European anger at reports that the U.S. has conducted surveillance of allies’ telephone calls and e-mails glosses over a basic truth, former intelligence officials say: everyone does it.High dudgeon is a national leader's stock in trade at times like this. And when they have soothed their countrymen's fears, everything just slides back to the status quo ante, with maybe a few adjustments for better security of the PM's phone.
“All governments collect information on nearly all governments,” said John McLaughlin, a former acting director of the U.S. Central Intelligence Agency, said in a phone interview. “The posture of most governments is, ‘We want to collect as much info as we can, so we can be as fluent as we can when we make decisions.’ It’s just what governments do.”
President Barack Obama’s administration has been dogged this week by a series of disclosures detailing allegations of U.S. surveillance of German Chancellor Angela Merkel’s private mobile phone, of former Mexican President Felipe Calderon’s e-mail while in office, and of the collection of data on ordinary French citizens.
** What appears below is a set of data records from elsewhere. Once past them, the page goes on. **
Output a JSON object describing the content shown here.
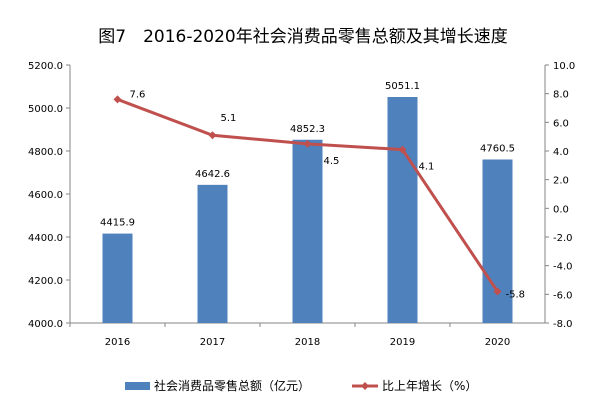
{
  "chart_data": {
    "type": "bar+line",
    "title": "图7　2016-2020年社会消费品零售总额及其增长速度",
    "categories": [
      "2016",
      "2017",
      "2018",
      "2019",
      "2020"
    ],
    "series": [
      {
        "name": "社会消费品零售总额（亿元）",
        "type": "bar",
        "axis": "left",
        "color": "#4f81bd",
        "values": [
          4415.9,
          4642.6,
          4852.3,
          5051.1,
          4760.5
        ],
        "labels": [
          "4415.9",
          "4642.6",
          "4852.3",
          "5051.1",
          "4760.5"
        ]
      },
      {
        "name": "比上年增长（%）",
        "type": "line",
        "axis": "right",
        "color": "#c0504d",
        "values": [
          7.6,
          5.1,
          4.5,
          4.1,
          -5.8
        ],
        "labels": [
          "7.6",
          "5.1",
          "4.5",
          "4.1",
          "-5.8"
        ]
      }
    ],
    "left_axis": {
      "ylim": [
        4000,
        5200
      ],
      "ticks": [
        "4000.0",
        "4200.0",
        "4400.0",
        "4600.0",
        "4800.0",
        "5000.0",
        "5200.0"
      ]
    },
    "right_axis": {
      "ylim": [
        -8,
        10
      ],
      "ticks": [
        "-8.0",
        "-6.0",
        "-4.0",
        "-2.0",
        "0.0",
        "2.0",
        "4.0",
        "6.0",
        "8.0",
        "10.0"
      ]
    },
    "grid": false,
    "legend_position": "bottom"
  }
}
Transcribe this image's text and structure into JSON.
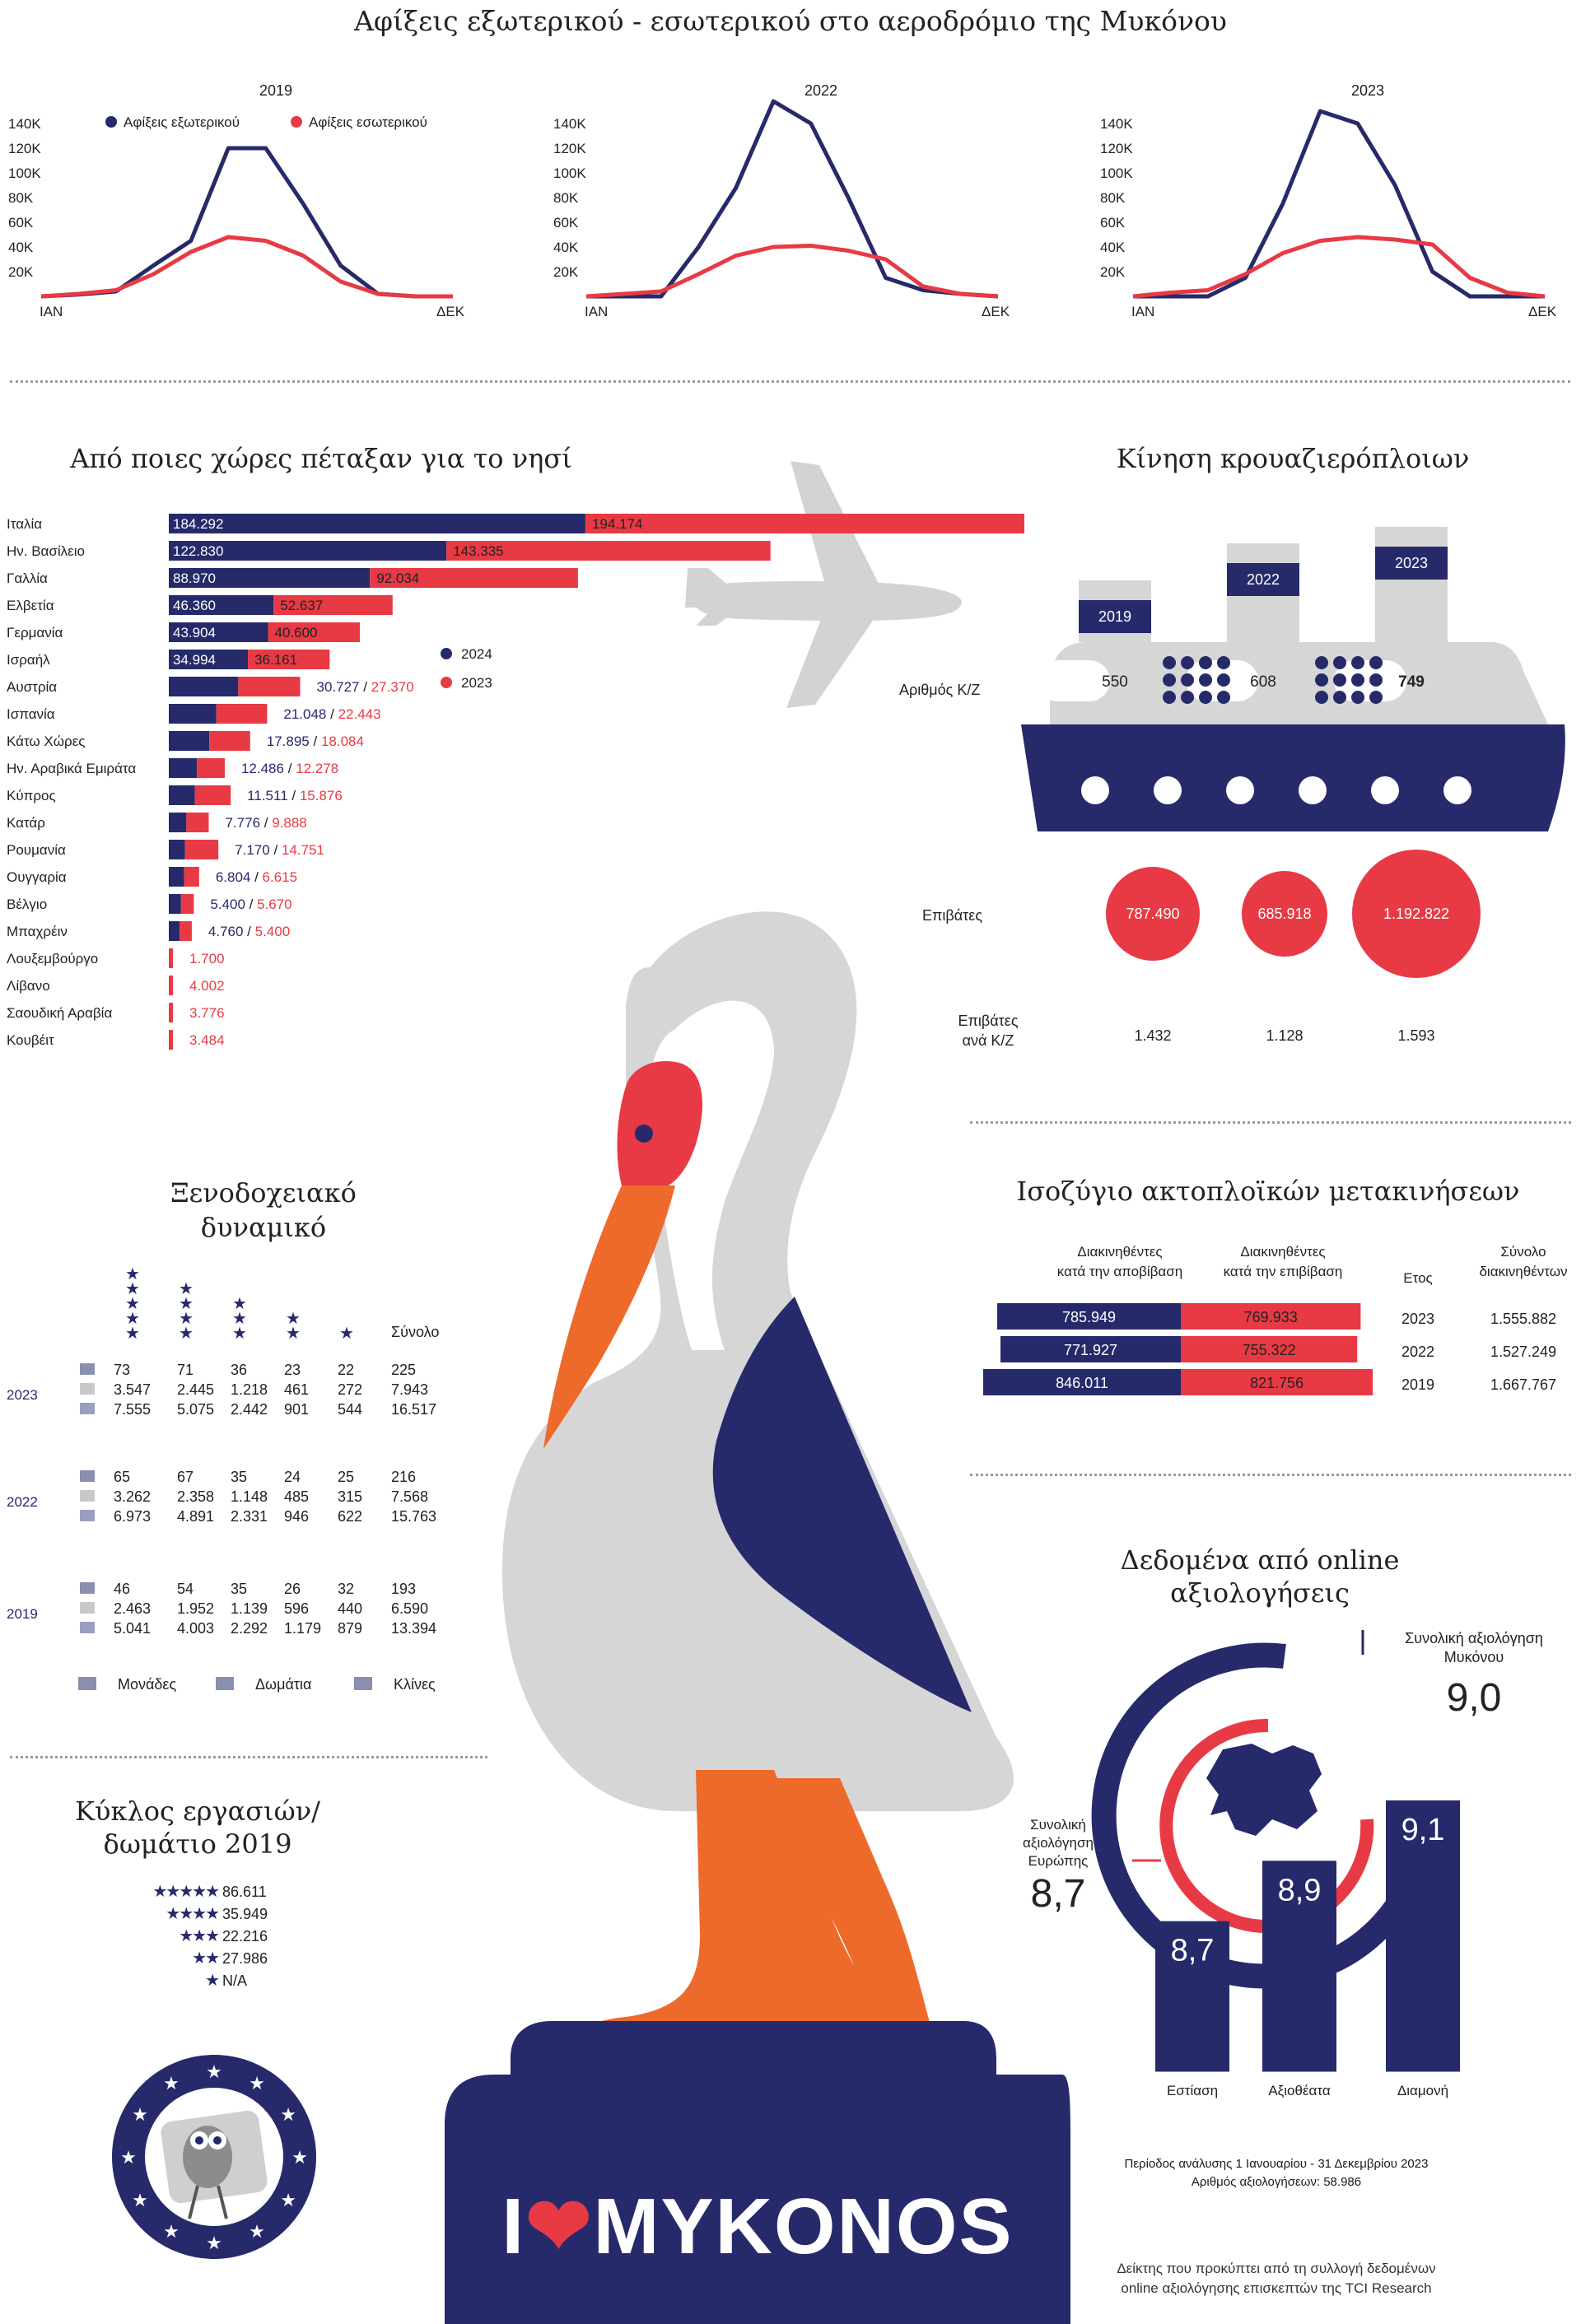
{
  "colors": {
    "navy": "#262a6b",
    "red": "#e83a44",
    "orange": "#ee6a2a",
    "gray": "#d6d6d6",
    "lightgray": "#e8e8e8"
  },
  "page_title": "Αφίξεις εξωτερικού - εσωτερικού στο αεροδρόμιο της Μυκόνου",
  "arrivals": {
    "legend_international": "Αφίξεις εξωτερικού",
    "legend_domestic": "Αφίξεις εσωτερικού",
    "start_label": "ΙΑΝ",
    "end_label": "ΔΕΚ",
    "y_ticks": [
      "20K",
      "40K",
      "60K",
      "80K",
      "100K",
      "120K",
      "140K"
    ]
  },
  "chart_data": [
    {
      "type": "line",
      "title": "2019",
      "x": [
        1,
        2,
        3,
        4,
        5,
        6,
        7,
        8,
        9,
        10,
        11,
        12
      ],
      "ylim": [
        0,
        140000
      ],
      "series": [
        {
          "name": "Αφίξεις εξωτερικού",
          "values": [
            0,
            1500,
            4000,
            25000,
            45000,
            120000,
            120000,
            75000,
            25000,
            2000,
            0,
            0
          ]
        },
        {
          "name": "Αφίξεις εσωτερικού",
          "values": [
            0,
            2000,
            5000,
            18000,
            36000,
            48000,
            45000,
            33000,
            12000,
            2000,
            0,
            0
          ]
        }
      ]
    },
    {
      "type": "line",
      "title": "2022",
      "x": [
        1,
        2,
        3,
        4,
        5,
        6,
        7,
        8,
        9,
        10,
        11,
        12
      ],
      "ylim": [
        0,
        140000
      ],
      "series": [
        {
          "name": "Αφίξεις εξωτερικού",
          "values": [
            0,
            0,
            0,
            40000,
            88000,
            158000,
            140000,
            80000,
            15000,
            5000,
            2000,
            0
          ]
        },
        {
          "name": "Αφίξεις εσωτερικού",
          "values": [
            0,
            2000,
            4000,
            18000,
            33000,
            40000,
            41000,
            37000,
            30000,
            8000,
            2000,
            0
          ]
        }
      ]
    },
    {
      "type": "line",
      "title": "2023",
      "x": [
        1,
        2,
        3,
        4,
        5,
        6,
        7,
        8,
        9,
        10,
        11,
        12
      ],
      "ylim": [
        0,
        140000
      ],
      "series": [
        {
          "name": "Αφίξεις εξωτερικού",
          "values": [
            0,
            0,
            0,
            15000,
            75000,
            150000,
            140000,
            90000,
            20000,
            0,
            0,
            0
          ]
        },
        {
          "name": "Αφίξεις εσωτερικού",
          "values": [
            0,
            3000,
            5000,
            18000,
            35000,
            45000,
            48000,
            46000,
            42000,
            15000,
            3000,
            0
          ]
        }
      ]
    },
    {
      "type": "bar",
      "title": "Από ποιες χώρες πέταξαν για το νησί",
      "categories": [
        "Ιταλία",
        "Ην. Βασίλειο",
        "Γαλλία",
        "Ελβετία",
        "Γερμανία",
        "Ισραήλ",
        "Αυστρία",
        "Ισπανία",
        "Κάτω Χώρες",
        "Ην. Αραβικά Εμιράτα",
        "Κύπρος",
        "Κατάρ",
        "Ρουμανία",
        "Ουγγαρία",
        "Βέλγιο",
        "Μπαχρέιν",
        "Λουξεμβούργο",
        "Λίβανο",
        "Σαουδική Αραβία",
        "Κουβέιτ"
      ],
      "series": [
        {
          "name": "2024",
          "values": [
            184292,
            122830,
            88970,
            46360,
            43904,
            34994,
            30727,
            21048,
            17895,
            12486,
            11511,
            7776,
            7170,
            6804,
            5400,
            4760,
            null,
            null,
            null,
            null
          ],
          "labels": [
            "184.292",
            "122.830",
            "88.970",
            "46.360",
            "43.904",
            "34.994",
            "30.727",
            "21.048",
            "17.895",
            "12.486",
            "11.511",
            "7.776",
            "7.170",
            "6.804",
            "5.400",
            "4.760",
            "",
            "",
            "",
            ""
          ]
        },
        {
          "name": "2023",
          "values": [
            194174,
            143335,
            92034,
            52637,
            40600,
            36161,
            27370,
            22443,
            18084,
            12278,
            15876,
            9888,
            14751,
            6615,
            5670,
            5400,
            1700,
            4002,
            3776,
            3484
          ],
          "labels": [
            "194.174",
            "143.335",
            "92.034",
            "52.637",
            "40.600",
            "36.161",
            "27.370",
            "22.443",
            "18.084",
            "12.278",
            "15.876",
            "9.888",
            "14.751",
            "6.615",
            "5.670",
            "5.400",
            "1.700",
            "4.002",
            "3.776",
            "3.484"
          ]
        }
      ]
    }
  ],
  "countries_title": "Από ποιες χώρες πέταξαν για το νησί",
  "country_legend": [
    "2024",
    "2023"
  ],
  "cruise": {
    "title": "Κίνηση κρουαζιερόπλοιων",
    "years": [
      "2019",
      "2022",
      "2023"
    ],
    "ships_label": "Αριθμός Κ/Ζ",
    "ships": [
      "550",
      "608",
      "749"
    ],
    "passengers_label": "Επιβάτες",
    "passengers": [
      "787.490",
      "685.918",
      "1.192.822"
    ],
    "per_ship_label": "Επιβάτες ανά Κ/Ζ",
    "per_ship": [
      "1.432",
      "1.128",
      "1.593"
    ]
  },
  "hotels": {
    "title": "Ξενοδοχειακό δυναμικό",
    "total_label": "Σύνολο",
    "blocks": [
      {
        "year": "2023",
        "rows": [
          [
            "73",
            "71",
            "36",
            "23",
            "22",
            "225"
          ],
          [
            "3.547",
            "2.445",
            "1.218",
            "461",
            "272",
            "7.943"
          ],
          [
            "7.555",
            "5.075",
            "2.442",
            "901",
            "544",
            "16.517"
          ]
        ]
      },
      {
        "year": "2022",
        "rows": [
          [
            "65",
            "67",
            "35",
            "24",
            "25",
            "216"
          ],
          [
            "3.262",
            "2.358",
            "1.148",
            "485",
            "315",
            "7.568"
          ],
          [
            "6.973",
            "4.891",
            "2.331",
            "946",
            "622",
            "15.763"
          ]
        ]
      },
      {
        "year": "2019",
        "rows": [
          [
            "46",
            "54",
            "35",
            "26",
            "32",
            "193"
          ],
          [
            "2.463",
            "1.952",
            "1.139",
            "596",
            "440",
            "6.590"
          ],
          [
            "5.041",
            "4.003",
            "2.292",
            "1.179",
            "879",
            "13.394"
          ]
        ]
      }
    ],
    "legend": [
      "Μονάδες",
      "Δωμάτια",
      "Κλίνες"
    ]
  },
  "revenue": {
    "title": "Κύκλος εργασιών/δωμάτιο 2019",
    "rows": [
      {
        "stars": "★★★★★",
        "value": "86.611"
      },
      {
        "stars": "★★★★",
        "value": "35.949"
      },
      {
        "stars": "★★★",
        "value": "22.216"
      },
      {
        "stars": "★★",
        "value": "27.986"
      },
      {
        "stars": "★",
        "value": "N/A"
      }
    ]
  },
  "ferry": {
    "title": "Ισοζύγιο ακτοπλοϊκών μετακινήσεων",
    "head_disembark": "Διακινηθέντες κατά την αποβίβαση",
    "head_embark": "Διακινηθέντες κατά την επιβίβαση",
    "head_year": "Ετος",
    "head_total": "Σύνολο διακινηθέντων",
    "rows": [
      {
        "disembark": "785.949",
        "embark": "769.933",
        "year": "2023",
        "total": "1.555.882",
        "disembark_value": 785949,
        "embark_value": 769933
      },
      {
        "disembark": "771.927",
        "embark": "755.322",
        "year": "2022",
        "total": "1.527.249",
        "disembark_value": 771927,
        "embark_value": 755322
      },
      {
        "disembark": "846.011",
        "embark": "821.756",
        "year": "2019",
        "total": "1.667.767",
        "disembark_value": 846011,
        "embark_value": 821756
      }
    ]
  },
  "reviews": {
    "title": "Δεδομένα από online αξιολογήσεις",
    "mykonos_label": "Συνολική αξιολόγηση Μυκόνου",
    "mykonos_value": "9,0",
    "europe_label": "Συνολική αξιολόγηση Ευρώπης",
    "europe_value": "8,7",
    "bars": [
      {
        "label": "Εστίαση",
        "value": "8,7",
        "num": 8.7
      },
      {
        "label": "Αξιοθέατα",
        "value": "8,9",
        "num": 8.9
      },
      {
        "label": "Διαμονή",
        "value": "9,1",
        "num": 9.1
      }
    ],
    "period": "Περίοδος ανάλυσης 1 Ιανουαρίου - 31 Δεκεμβρίου 2023",
    "count": "Αριθμός αξιολογήσεων: 58.986",
    "footnote_1": "Δείκτης που προκύπτει από τη συλλογή δεδομένων",
    "footnote_2": "online αξιολόγησης επισκεπτών της TCI Research"
  },
  "logo": {
    "i": "I",
    "heart": "❤",
    "word": "MYKONOS"
  }
}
The leaks, all traced to documents stolen by fugitive security contractor Edward Snowden, led Obama to call Merkel yesterday to assure her the U.S. government “is not monitoring and will not monitor the communications of the chancellor,” White House press secretary Jay Carney said at a briefing in Washington. The statement didn’t address whether Merkel’s mobile phone may have been monitored sometime in the past.